Do Metal Sheds Get Hot? (Answered)

  • Written By: Rachel
  • Time to read: 4 min.

Metal sheds get hot because they are excellent conductors of heat and therefore absorb heat from the sun. The inside of an enclosed metal shed can get dangerously hot in the summer.  

Do Metal Sheds Get Hot?

Why Do Metal Sheds Get Hot?

Metal is a good conductor of heat and will transfer heat from one part of the shed to another. This means the shed will absorb heat like a sponge. So if you live in an area with extreme temperature swings between winter and summer, you could find yourself with a hot metal shed one season and a nice warmer interior on sunny days in winter. 

What Are Some Problems Heat Can Cause for My Shed?

The problem is that most people need to realize how hot it gets inside their sheds during the summer months. Metal sheds are not insulated like your house is.

Structural Integrity Can Be Lost Due to Heat

So when you put something in a metal shed made of wood or plastic and then leave it there for any length of time, the heat from the sun will cause those materials to dry out. If you put something that’s already been dried out, like wood, in there for too long, it will warp or even crack. Keep in mind many sheds have wood and plastic parts. Warped or cracked wood can make it harder to open and close doors. 

The sun’s heat causes the metal of your metal shed to expand and contract, which weakens it against rust. To discourage rust, you want to be sure it’s painted. Aesthetically speaking, the paint on the outside of your shed will fade faster than usual because of the heat. The fading can make it look old and worn out. Therefore, be sure to choose a paint made for metal that is well-known for withstanding heat.

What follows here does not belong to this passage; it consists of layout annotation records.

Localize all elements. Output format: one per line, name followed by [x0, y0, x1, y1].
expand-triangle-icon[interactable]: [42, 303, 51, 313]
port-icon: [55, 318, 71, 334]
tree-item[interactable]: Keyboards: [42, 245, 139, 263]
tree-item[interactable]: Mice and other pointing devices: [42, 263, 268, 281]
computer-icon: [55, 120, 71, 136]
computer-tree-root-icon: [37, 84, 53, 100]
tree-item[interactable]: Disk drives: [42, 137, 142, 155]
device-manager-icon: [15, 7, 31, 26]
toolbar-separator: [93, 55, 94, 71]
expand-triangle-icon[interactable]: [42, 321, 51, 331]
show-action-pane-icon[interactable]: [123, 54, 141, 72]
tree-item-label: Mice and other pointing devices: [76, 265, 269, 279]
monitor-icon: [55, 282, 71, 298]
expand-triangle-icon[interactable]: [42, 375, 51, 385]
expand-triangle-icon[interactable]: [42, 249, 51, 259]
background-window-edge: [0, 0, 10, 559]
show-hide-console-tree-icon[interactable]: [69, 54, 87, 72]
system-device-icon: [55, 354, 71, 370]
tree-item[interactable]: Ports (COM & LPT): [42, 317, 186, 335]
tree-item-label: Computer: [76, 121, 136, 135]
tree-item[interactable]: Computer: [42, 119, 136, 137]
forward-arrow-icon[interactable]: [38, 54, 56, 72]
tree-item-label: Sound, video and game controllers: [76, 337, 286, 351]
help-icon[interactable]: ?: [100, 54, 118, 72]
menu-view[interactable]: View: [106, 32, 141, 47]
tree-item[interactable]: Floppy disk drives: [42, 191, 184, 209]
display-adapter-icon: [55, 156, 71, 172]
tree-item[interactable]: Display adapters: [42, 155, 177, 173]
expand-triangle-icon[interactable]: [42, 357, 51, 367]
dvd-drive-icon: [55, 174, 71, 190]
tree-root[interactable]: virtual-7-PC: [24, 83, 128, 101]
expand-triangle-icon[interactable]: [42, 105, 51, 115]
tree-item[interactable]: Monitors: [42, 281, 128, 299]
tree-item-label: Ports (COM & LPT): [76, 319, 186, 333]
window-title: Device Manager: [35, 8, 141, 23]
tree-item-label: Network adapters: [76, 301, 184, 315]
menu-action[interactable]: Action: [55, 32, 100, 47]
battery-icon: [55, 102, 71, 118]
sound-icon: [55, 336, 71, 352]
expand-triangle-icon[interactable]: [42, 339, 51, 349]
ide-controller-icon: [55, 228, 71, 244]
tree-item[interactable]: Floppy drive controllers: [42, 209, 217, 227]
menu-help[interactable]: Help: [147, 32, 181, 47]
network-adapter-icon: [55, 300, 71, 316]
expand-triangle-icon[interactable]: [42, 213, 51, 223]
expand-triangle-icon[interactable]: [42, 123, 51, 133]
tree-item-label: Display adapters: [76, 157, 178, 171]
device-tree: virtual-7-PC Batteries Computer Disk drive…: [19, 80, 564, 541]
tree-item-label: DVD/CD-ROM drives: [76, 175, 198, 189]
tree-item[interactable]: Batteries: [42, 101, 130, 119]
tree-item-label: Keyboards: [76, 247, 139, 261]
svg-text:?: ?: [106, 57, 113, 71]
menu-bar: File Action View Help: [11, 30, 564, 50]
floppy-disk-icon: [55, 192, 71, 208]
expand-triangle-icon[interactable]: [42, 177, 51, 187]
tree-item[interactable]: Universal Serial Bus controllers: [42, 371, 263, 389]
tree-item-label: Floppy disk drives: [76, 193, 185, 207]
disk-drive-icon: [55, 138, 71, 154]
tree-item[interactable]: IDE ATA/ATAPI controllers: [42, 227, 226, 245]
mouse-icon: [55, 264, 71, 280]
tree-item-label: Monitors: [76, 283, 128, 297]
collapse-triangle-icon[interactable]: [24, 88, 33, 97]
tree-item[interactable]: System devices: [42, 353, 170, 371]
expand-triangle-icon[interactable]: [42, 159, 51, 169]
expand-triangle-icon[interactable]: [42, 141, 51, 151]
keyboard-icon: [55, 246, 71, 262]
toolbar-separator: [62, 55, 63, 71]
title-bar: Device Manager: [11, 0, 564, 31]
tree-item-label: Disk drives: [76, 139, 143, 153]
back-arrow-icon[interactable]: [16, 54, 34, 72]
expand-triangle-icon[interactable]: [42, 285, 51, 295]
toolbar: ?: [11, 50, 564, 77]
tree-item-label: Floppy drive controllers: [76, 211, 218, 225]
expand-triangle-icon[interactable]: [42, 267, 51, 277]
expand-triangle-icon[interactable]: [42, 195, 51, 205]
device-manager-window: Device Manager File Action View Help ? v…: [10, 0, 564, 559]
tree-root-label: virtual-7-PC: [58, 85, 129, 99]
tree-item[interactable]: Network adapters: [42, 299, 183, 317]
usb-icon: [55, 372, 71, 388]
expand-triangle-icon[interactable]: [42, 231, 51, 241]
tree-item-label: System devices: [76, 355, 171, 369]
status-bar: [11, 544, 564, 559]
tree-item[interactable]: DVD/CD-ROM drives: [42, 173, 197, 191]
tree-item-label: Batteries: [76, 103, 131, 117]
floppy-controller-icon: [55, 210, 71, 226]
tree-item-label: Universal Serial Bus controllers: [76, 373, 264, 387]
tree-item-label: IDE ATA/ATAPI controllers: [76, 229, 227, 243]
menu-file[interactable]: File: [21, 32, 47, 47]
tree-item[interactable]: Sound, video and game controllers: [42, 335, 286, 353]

Heat Mixed with Moisture Can Cause Mold and Mildew Growth

When heat and moisture combine, mold spores can’t help but grow. You need to be on the lookout for these factors to prevent mold and mildew in your metal shed.

Watch for any signs of mold or mildew, which can cause respiratory problems if inhaled by humans or animals. If you spend a lot of time in a metal shed working or moving things around, you can literally be the source of the mold and mildew. The heat from your body and the humidity you create can lead to mold and mildew growth.

We’ve had old pictures ruined in a shed where mold and mildew got to them. But most of the time, you can imagine that a leak can lead to this issue, or a wet ground beneath the shed can do this. Therefore anything you’ve stored in that shed can wind up with mold and mildew. 

So how do you stop mold and mildew from ruining everything? If possible, ensure that you have proper ventilation by installing vents on all sides of the shed. This will let in the fresh air and help to keep your belongings dry.

You should also make sure that you don’t store items that are likely to attract mold or mildew, such as cardboard boxes and newspapers. You should also be careful about storing items that are too damp, such as towels or blankets, as these can become breeding grounds for mold and mildew if they get wet.

Pests, Like Termites and Rodents, Are Drawn to Warm Shelters 

 Because they are attracted to warmth, the heat of a metal shed leads to pests like termites and rodents. The warmer it is inside, the more likely pests will try to get in. Stored items can rot, and that attracts insects. So be prepared to treat your shed for pests, not just your house. And try to get the temperature regulated as well as you can. 

What Are Some Things I Can Do About the Heat?

 Many metal buildings I’ve been in have no insulation at all, so think about adding some if heat is an issue. But I also wanted to mention other things.

Ensure that you have proper ventilation by installing vents on all sides of the shed. These will allow air to flow through your shed, helping it stay cool in the sun. The vents help to circulate the warm air in the building and out into the cooler air outside, which helps to keep your structure cool. It also keeps the air from becoming too moist. It’s much less expensive than my next suggestion.

If you have an air conditioner, running that AC in your shed might be worth considering when the heat gets extreme. This will help keep things cool enough inside so that high temperatures don’t damage items or parts of the shed itself. You can also use weatherstripping around doors and windows and insulation on the walls. These will all help keep heat out of your shed and cool air from the AC unit inside.